When I got into the silver Audi A6, which still had that new-car smell, I felt more high-end, and to celebrate my new station in life I stopped at a Starbucks and got a triple grande latte. Almost four dollars for a goddamned cup of coffee, but hey, I was making the big bucks now. I cranked up the volume on Rage Against the Machine all the way to the Trion campus so that by the time I got there Zack de la Rocha was screaming “Bullet in the Head” and I was screaming, “No escape from the mass mind rape!” along with him, wearing my perfect corporate Zegna suit and tie and Cole-Haan shoes. I was pumped.
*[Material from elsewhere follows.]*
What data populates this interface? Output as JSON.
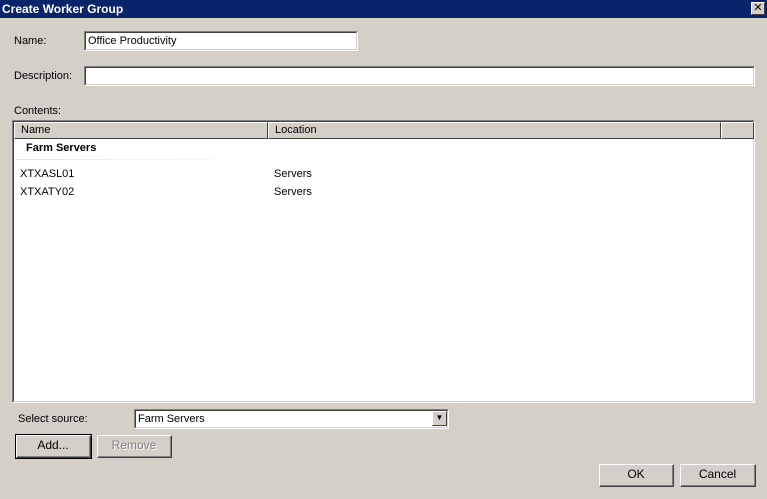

Amazingly, there were a fair number of cars in the underground garage, even at seven-thirty. I parked two levels down.
The lobby ambassador in B Wing couldn’t find my name on any list of visitors or new employees. I was a nobody. I asked her to call Stephanie, Tom Lundgren’s admin, but Stephanie wasn’t in yet. Finally she reached someone in HR, who told her to send me up to the third floor of E Wing, a long walk.